Understanding, predicting, and projecting species distributions provides a means to answer major questions in ecology and can deliver decision support for many conservation problems (Gill et al. 2001; Norris 2004; Wiens et al. 2010; Guisan et al. 2013). The use of species distribution models in ecology, evolution, and conservation has a long tradition (Rotenberry and Wiens 1980; Austin 1987; Donovan et al. 1987), and yet it has exploded over the past 15 years with new advances in modeling algorithms and newly available data sources regarding species locations and geo-spatial data of environmental factors (Graham et al. 2004; Dickinson et al. 2010; Fick and Hijmans 2017).

Many of the species distribution modeling techniques currently being used can be described as inhomogeneous point process models . This realization has several consequences for the implementation and interpretation of species distribution models (Renner and Warton 2013; Renner et al. 2015). We recommend that this framework be generally used to guide correlative species distribution modeling.

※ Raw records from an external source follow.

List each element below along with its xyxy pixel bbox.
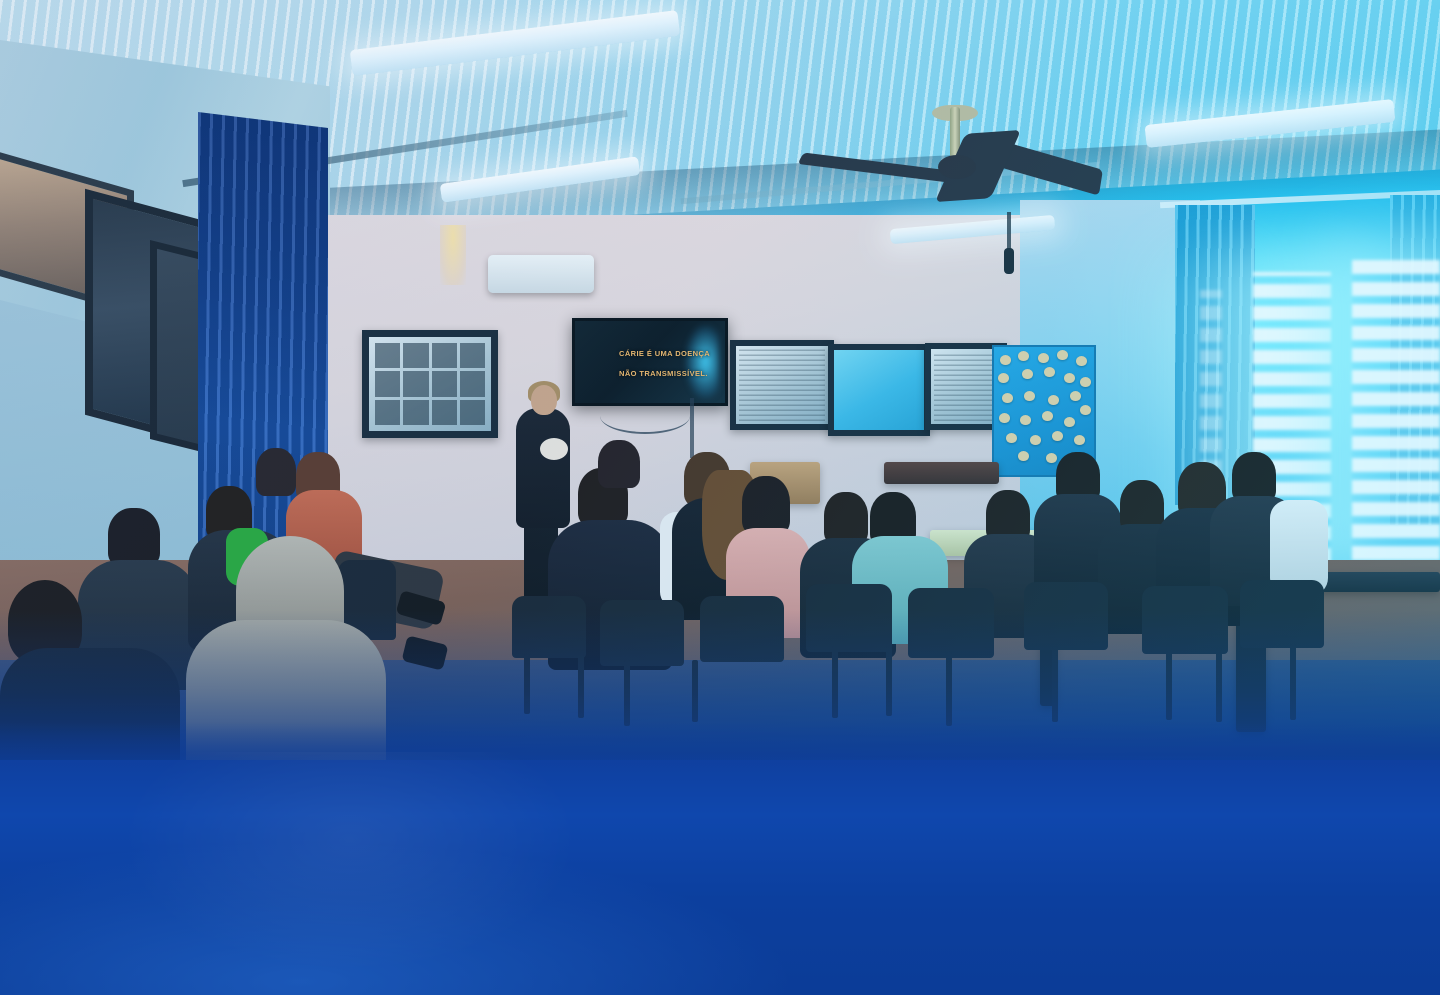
chair-leg <box>946 652 952 726</box>
chair-leg <box>578 654 584 718</box>
presentation-screen: CÁRIE É UMA DOENÇA NÃO TRANSMISSÍVEL. <box>572 318 728 406</box>
ceiling-fan-icon <box>820 105 1140 245</box>
tv-cable <box>600 398 690 434</box>
attendee-head <box>598 440 640 488</box>
chair-leg <box>1052 646 1058 722</box>
attendee-head <box>1232 452 1276 502</box>
attendee-head <box>742 476 790 534</box>
slide-text-line-2: NÃO TRANSMISSÍVEL. <box>619 369 708 378</box>
chair <box>806 584 892 652</box>
presenter-hands <box>540 438 568 460</box>
chair-leg <box>886 646 892 716</box>
attendee-head <box>256 448 296 496</box>
window-light-2 <box>1352 260 1440 560</box>
attendee-head <box>824 492 868 544</box>
chair-leg <box>692 660 698 722</box>
wall-frame-1 <box>730 340 834 430</box>
wall-frame-2 <box>828 344 930 436</box>
chair <box>908 588 994 658</box>
light-pull-cord <box>1007 212 1011 250</box>
chair <box>1024 582 1108 650</box>
chair-leg <box>1166 648 1172 720</box>
air-conditioner <box>488 255 594 293</box>
chair-leg <box>1216 648 1222 722</box>
chair-leg <box>624 660 630 726</box>
chair <box>1240 580 1324 648</box>
chair <box>700 596 784 662</box>
chair <box>600 600 684 666</box>
chair-leg <box>1290 644 1296 720</box>
chair <box>1142 586 1228 654</box>
chair-leg <box>832 646 838 718</box>
banner: 2013 1992 CORONEL BARROS MUNICÍPIO DE CO… <box>0 740 1440 945</box>
chair-leg <box>524 654 530 714</box>
screen-glow <box>685 325 719 399</box>
tv-cable-2 <box>690 398 694 458</box>
event-photograph: CÁRIE É UMA DOENÇA NÃO TRANSMISSÍVEL. <box>0 0 1440 760</box>
news-banner-image: CÁRIE É UMA DOENÇA NÃO TRANSMISSÍVEL. <box>0 0 1440 995</box>
hanging-decoration <box>440 225 466 285</box>
table-back <box>884 462 999 484</box>
chair <box>512 596 586 658</box>
presenter-head <box>531 385 557 415</box>
slide-text-line-1: CÁRIE É UMA DOENÇA <box>619 349 710 358</box>
presenter-body <box>516 408 570 528</box>
wall-frame-left <box>362 330 498 438</box>
attendee-head <box>108 508 160 566</box>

Our example illustrates that reliably applying and evaluating species distribution models can be challenging. Extrapolating predictions beyond the environmental conditions used for model building, an issue that commonly occurs when projecting the effects of climate change (Thomas et al. 2004), can be difficult because little information exists on such relationships. Evaluating models with commonly used techniques, such as K-fold validation, can sometimes provide a false sense of model performance (Wenger and Olden 2012) and suggest that more complex models are valuable when in fact simpler models may be sufficient for reliable predictions in space and time (cf. Tables 7.4 and 7.5).

Despite this increased use distribution models, these models still have limitations and there use and application should be done with care. Greater focus on mechanistic modeling and leveraging information on why species distribution varies over space and time may further advance our understanding of species distribution and our ability to predict changes in distribution with ongoing environmental change.